Enfin, l'anatomiste a pensé que l'explication de l'organisme résidait dans l'élément anatomique le plus simple, à savoir la cellule. Or, le biologiste se trouve dans l'impasse car la réalité anatomique la plus simple est en même temps la réalité biologique la plus complexe. La fonction se substitue à la forme à la fin du XVIIIème siècle. Les problèmes ne sont plus posés par la configuration de l'organe. On est amené à penser que la forme n'explique pas la fonction ; mais on remarque que la compréhension de la forme explique la culture de l'homme. Aussi, avec la physiologie qui examine l'organisme dans une perspective dynamique, apparaît l'expérimentation et non la dissection. Le biologiste pose des problèmes à l'être vivant. Et, par exemple, il ne convient plus, comme le remarque Claude Bernard (1813-1878), de se demander à quoi sert le foie mais où passe le sucre en excès dans le sang.

Toutefois l'expérimentation est délicate. Dans la mesure où tout individu tend à subsister d'une manière qui lui est propre, il est difficile de généraliser les résultats obtenus à partir d'un être vivant témoin. L'expérimentation doit tenir compte de la spécificité de l'espèce. Les espèces ont, en effet, des réponses particulières. Les lois de Pflüger (1829-1910) sur l'extension des réflexes ne sont pas aussi générales qu'on a pu le dire. Ainsi la 2ème loi (symétrie bilatérale) est valable pour des animaux dont la démarche est sautillante, mais elle est fausse quand il s'agit d'animaux dont la démarche est diagonale comme le chat. D'autre part, à l'intérieur d'une même espèce, les réponses diffèrent : ainsi la caféine n'a-t-elle aucun effet sur le muscle strié de la grenouille verte alors qu'elle agit si le muscle est en partie détruit ; et l'effet est immédiat sur le muscle de la grenouille rousse. Par ailleurs, il est difficile d'opérer une généralisation de l'animal à l'homme car les processus sont parfois différents : on remarque, par exemple, trois stades de réparation des fractures osseuses chez l'animal (conjonctif, cartilagineux et osseux) ; or, la chirurgie moderne a pu montrer qu'il n'en existe que deux chez l'homme (absence du stade cartilagineux). Aussi l'expérimentation doit-elle tenir compte du problème de l'individuation. La difficulté est de trouver, dans une espèce donnée, des représentants susceptibles de supporter des épreuves d'addition (greffes d'un tissu) ou de soustraction (ablation d'un organe) et qui puissent être comparées à un représentant témoin. L'expérimentation soulève enfin d'autres questions : un organisme mutilé peut-il être comparé à un organisme intact ? L'intervention de l'expérimentateur n'altère-t-elle complètement l'organisme au point de changer complètement ses réponses ?


4. La notion d'évolution


Auguste Comte (1798-1857) élabore une théorie biologique du milieu. C’est «non seulement le fluide dans lequel un corps se trouve plongé mais l’ensemble total des circonstances extérieures nécessaires à l’existence de chaque organisme. » Ainsi sa conception du milieu est-elle un aspect du projet fondamental de la philosophie positiviste : « connaître le monde, ensuite l’homme et aller logiquement du monde à l’homme. »

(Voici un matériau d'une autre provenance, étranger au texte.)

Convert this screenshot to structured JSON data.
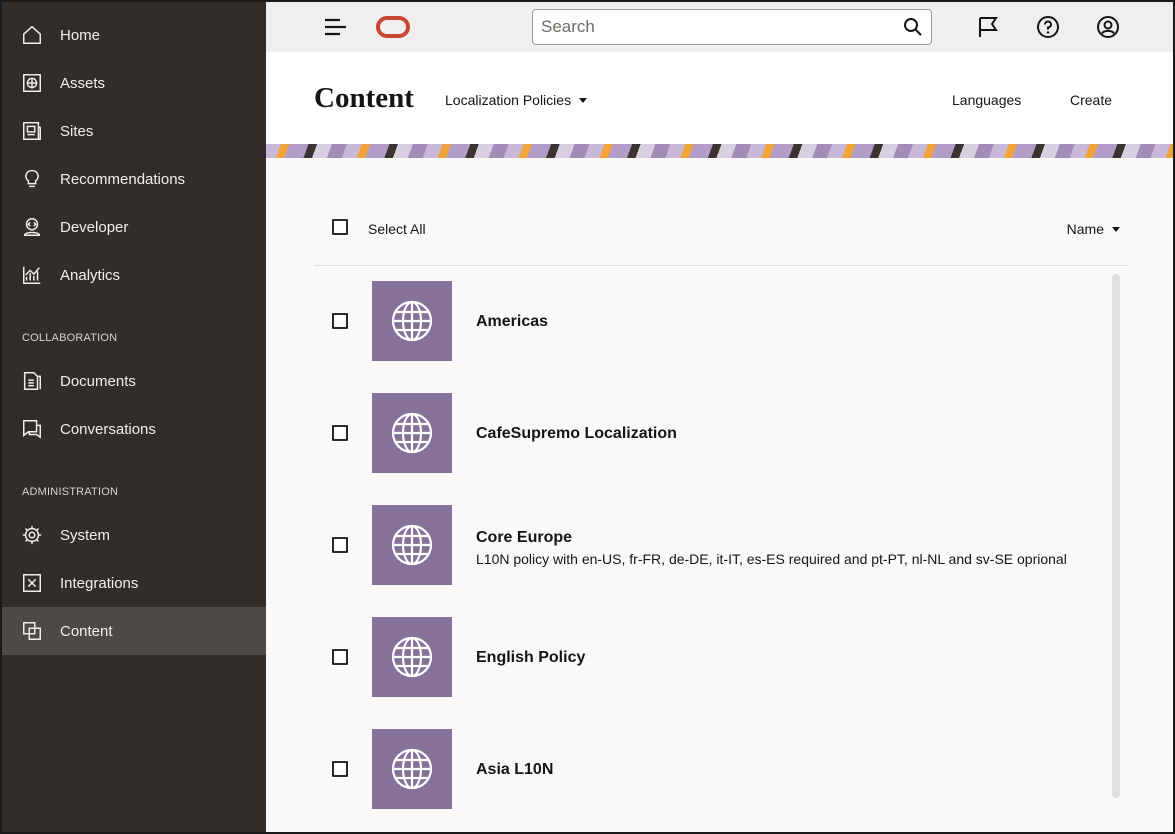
{
  "sidebar": {
    "items": [
      {
        "label": "Home",
        "icon": "home-icon"
      },
      {
        "label": "Assets",
        "icon": "assets-icon"
      },
      {
        "label": "Sites",
        "icon": "sites-icon"
      },
      {
        "label": "Recommendations",
        "icon": "lightbulb-icon"
      },
      {
        "label": "Developer",
        "icon": "developer-icon"
      },
      {
        "label": "Analytics",
        "icon": "analytics-icon"
      }
    ],
    "collaboration_label": "COLLABORATION",
    "collaboration_items": [
      {
        "label": "Documents",
        "icon": "documents-icon"
      },
      {
        "label": "Conversations",
        "icon": "conversations-icon"
      }
    ],
    "administration_label": "ADMINISTRATION",
    "administration_items": [
      {
        "label": "System",
        "icon": "gear-icon"
      },
      {
        "label": "Integrations",
        "icon": "integrations-icon"
      },
      {
        "label": "Content",
        "icon": "content-icon",
        "active": true
      }
    ]
  },
  "topbar": {
    "search_placeholder": "Search"
  },
  "header": {
    "title": "Content",
    "dropdown_label": "Localization Policies",
    "languages_label": "Languages",
    "create_label": "Create"
  },
  "toolbar": {
    "select_all_label": "Select All",
    "sort_label": "Name"
  },
  "policies": [
    {
      "name": "Americas",
      "description": ""
    },
    {
      "name": "CafeSupremo Localization",
      "description": ""
    },
    {
      "name": "Core Europe",
      "description": "L10N policy with en-US, fr-FR, de-DE, it-IT, es-ES required and pt-PT, nl-NL and sv-SE oprional"
    },
    {
      "name": "English Policy",
      "description": ""
    },
    {
      "name": "Asia L10N",
      "description": ""
    }
  ],
  "colors": {
    "sidebar_bg": "#312d2a",
    "sidebar_active": "#4f4945",
    "oracle_red": "#c74634",
    "thumb_purple": "#86719b"
  }
}
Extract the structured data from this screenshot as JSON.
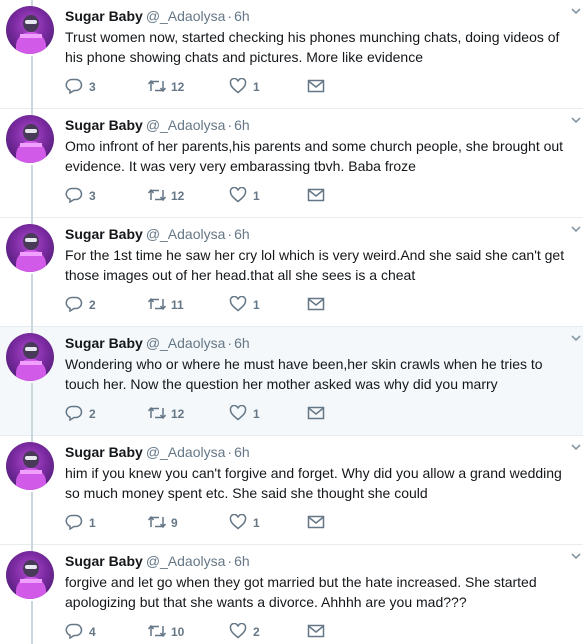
{
  "colors": {
    "accent": "#1da1f2",
    "muted": "#657786",
    "thread": "#ccd6dd",
    "highlight_bg": "#f5f8fa"
  },
  "icons": {
    "reply": "reply-icon",
    "retweet": "retweet-icon",
    "like": "heart-icon",
    "dm": "envelope-icon",
    "menu": "chevron-down-icon"
  },
  "tweets": [
    {
      "name": "Sugar Baby",
      "handle": "@_Adaolysa",
      "time": "6h",
      "text": "Trust women now, started checking his phones munching chats, doing videos of his phone showing chats and pictures. More like evidence",
      "replies": "3",
      "retweets": "12",
      "likes": "1"
    },
    {
      "name": "Sugar Baby",
      "handle": "@_Adaolysa",
      "time": "6h",
      "text": "Omo infront of her parents,his parents and some church people, she brought out evidence. It was very very embarassing tbvh. Baba froze",
      "replies": "3",
      "retweets": "12",
      "likes": "1"
    },
    {
      "name": "Sugar Baby",
      "handle": "@_Adaolysa",
      "time": "6h",
      "text": "For the 1st time he saw her cry lol which is very weird.And she said she can't get those images out of her head.that all she sees is a cheat",
      "replies": "2",
      "retweets": "11",
      "likes": "1"
    },
    {
      "name": "Sugar Baby",
      "handle": "@_Adaolysa",
      "time": "6h",
      "text": "Wondering who or where he must have been,her skin crawls when he tries to touch her. Now the question her mother asked was why did you marry",
      "replies": "2",
      "retweets": "12",
      "likes": "1"
    },
    {
      "name": "Sugar Baby",
      "handle": "@_Adaolysa",
      "time": "6h",
      "text": "him if you knew you can't forgive and forget. Why did you allow a grand wedding so much money spent etc. She said she thought she could",
      "replies": "1",
      "retweets": "9",
      "likes": "1"
    },
    {
      "name": "Sugar Baby",
      "handle": "@_Adaolysa",
      "time": "6h",
      "text": "forgive and let go when they got married but the hate increased. She started apologizing but that she wants a divorce. Ahhhh are you mad???",
      "replies": "4",
      "retweets": "10",
      "likes": "2"
    }
  ]
}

Cette importance du monde comme ensemble extérieur se rencontre aussi chez Lamarck (1744-1829). Cependant il ne s'agit pas d'un milieu qui détermine simplement l'organe. On y trouve l'esquisse d'un conflit entre les exigences du besoin et les modifications des circonstances extérieures. Les changements de celles-ci provoquent des changements dans les besoins, lesquels produisent des changements dans les actions. Si ces actions se répètent, elles provoquent le développement de certains organes et d'autres organes devenus inutiles tendent à disparaître. Et ces acquisitions ou ces pertes ne se transmettent toutefois par hérédité que si elles sont communes aux deux reproducteurs. La théorie de Lamarck met en valeur une loi de l'adaptation et une loi de l'hérédité des caractères acquis. Nous remarquons que l'organisme est dans un milieu désolant, indifférent, et que l'adaptation est un effort de l'organisme pour subsister dans son milieu. C'est, aussi, un rapport entre la nature et la réalité vivante. Or, n'y a-t-il pas également un rapport entre les réalités vivantes ?

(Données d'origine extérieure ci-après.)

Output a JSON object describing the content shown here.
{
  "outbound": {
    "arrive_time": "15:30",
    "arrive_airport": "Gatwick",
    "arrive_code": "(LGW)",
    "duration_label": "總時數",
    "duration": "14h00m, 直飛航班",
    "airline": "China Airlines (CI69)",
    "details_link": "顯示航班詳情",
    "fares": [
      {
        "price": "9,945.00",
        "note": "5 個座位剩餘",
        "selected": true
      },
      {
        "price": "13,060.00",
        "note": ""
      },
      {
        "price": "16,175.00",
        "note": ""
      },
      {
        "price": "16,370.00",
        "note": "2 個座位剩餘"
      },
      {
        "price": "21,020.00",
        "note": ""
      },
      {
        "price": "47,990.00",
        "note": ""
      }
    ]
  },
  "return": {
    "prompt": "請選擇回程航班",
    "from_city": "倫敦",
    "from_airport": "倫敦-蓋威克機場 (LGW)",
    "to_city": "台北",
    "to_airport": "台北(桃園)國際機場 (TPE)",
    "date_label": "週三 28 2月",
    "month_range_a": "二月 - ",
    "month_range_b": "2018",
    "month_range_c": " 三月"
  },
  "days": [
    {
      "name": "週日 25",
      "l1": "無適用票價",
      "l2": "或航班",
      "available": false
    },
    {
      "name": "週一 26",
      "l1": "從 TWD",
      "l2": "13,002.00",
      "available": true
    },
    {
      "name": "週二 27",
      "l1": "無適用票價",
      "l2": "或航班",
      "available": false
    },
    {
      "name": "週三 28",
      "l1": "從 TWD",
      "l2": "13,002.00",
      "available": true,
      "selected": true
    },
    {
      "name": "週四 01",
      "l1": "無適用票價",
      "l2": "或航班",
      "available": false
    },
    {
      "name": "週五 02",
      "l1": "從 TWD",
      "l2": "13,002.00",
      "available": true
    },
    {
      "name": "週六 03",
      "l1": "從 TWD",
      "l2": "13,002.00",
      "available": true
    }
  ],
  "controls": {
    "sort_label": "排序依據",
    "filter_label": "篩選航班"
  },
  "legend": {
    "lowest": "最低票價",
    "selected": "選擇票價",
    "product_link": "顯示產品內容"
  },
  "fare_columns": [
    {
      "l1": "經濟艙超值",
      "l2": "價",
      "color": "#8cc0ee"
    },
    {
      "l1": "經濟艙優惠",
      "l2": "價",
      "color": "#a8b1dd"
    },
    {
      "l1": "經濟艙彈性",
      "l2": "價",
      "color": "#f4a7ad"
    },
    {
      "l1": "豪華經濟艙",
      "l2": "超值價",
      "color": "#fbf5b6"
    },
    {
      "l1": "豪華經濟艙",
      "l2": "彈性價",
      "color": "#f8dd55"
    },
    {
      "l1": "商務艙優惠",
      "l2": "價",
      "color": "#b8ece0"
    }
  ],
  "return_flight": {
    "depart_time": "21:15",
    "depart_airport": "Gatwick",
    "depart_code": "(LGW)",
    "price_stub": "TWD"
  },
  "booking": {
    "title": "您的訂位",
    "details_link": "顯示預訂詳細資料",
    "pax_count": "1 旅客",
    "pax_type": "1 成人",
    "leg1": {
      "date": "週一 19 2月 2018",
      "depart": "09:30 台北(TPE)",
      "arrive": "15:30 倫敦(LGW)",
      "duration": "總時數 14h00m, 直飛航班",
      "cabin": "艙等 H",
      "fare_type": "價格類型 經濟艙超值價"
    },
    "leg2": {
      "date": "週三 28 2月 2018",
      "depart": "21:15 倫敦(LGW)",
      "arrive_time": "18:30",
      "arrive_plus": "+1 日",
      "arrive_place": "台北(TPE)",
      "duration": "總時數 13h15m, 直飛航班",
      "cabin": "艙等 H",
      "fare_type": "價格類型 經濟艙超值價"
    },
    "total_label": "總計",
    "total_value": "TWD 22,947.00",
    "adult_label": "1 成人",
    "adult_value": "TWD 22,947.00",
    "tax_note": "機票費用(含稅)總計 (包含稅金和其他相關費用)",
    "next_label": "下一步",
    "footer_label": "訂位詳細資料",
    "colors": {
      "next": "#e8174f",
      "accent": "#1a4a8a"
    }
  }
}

C’est ce dernier rapport que souligne précisément Darwin (1809-1882). En effet, écrit-il, « Les naturalistes se réfèrent continuellement aux conditions extérieures tels que le climat, la nourriture comme aux seules causes possibles de variation. Ils n’ont raison que dans un sens limité. » Darwin voit le rapport biologique fondamental dans les relations entre les vivants. Pour lui, le rapport d’un organisme à d’autres organismes vivants est plus essentiel que le rapport entre cet organisme et son milieu physique. Le premier milieu n’est donc pas le milieu physique, mais l’entourage animal dans lequel s’opère la sélection. Entre les organismes s’établissent des relations de destruction, de défense ou encore d’utilisation.

Il faut toutefois souligner la complémentarité de ces deux théories : Lamarck pense la vie selon la durée alors que Darwin l'envisage selon l'inter-dépendance.


5. La notion de finalité


La cause explique l'apparition d'un phénomène : elle est l'antécédent constant qui explique un phénomène comme étant un conséquent. Cependant les manifestations de l'activité biologique relèvent-elles dans leur ensemble du principe de causalité ? Pourquoi les anguilles vont-elles frayer dans la mer des sargasses ? Le passage de l'eau douce à l'eau de mer peur recevoir une explication causaliste : le poisson d'eau douce présente dans son sang une concentration en matière minérale beaucoup plus élevée que celle de l'eau qui l'entoure et cette concentration est obtenue par la nourriture. Au moment de sa maturité sexuelle, l'anguille cesse de manger. Aussi est-elle physiologiquement obligée de trouver un milieu plus salé que l'eau douce. Parmi tous les milieux salés, pourquoi choisit-elle la mer des Sargasses ? Parce qu'elle est plus riche en plancton. Comment le sait-elle ? Ceci pose le problème de la finalité.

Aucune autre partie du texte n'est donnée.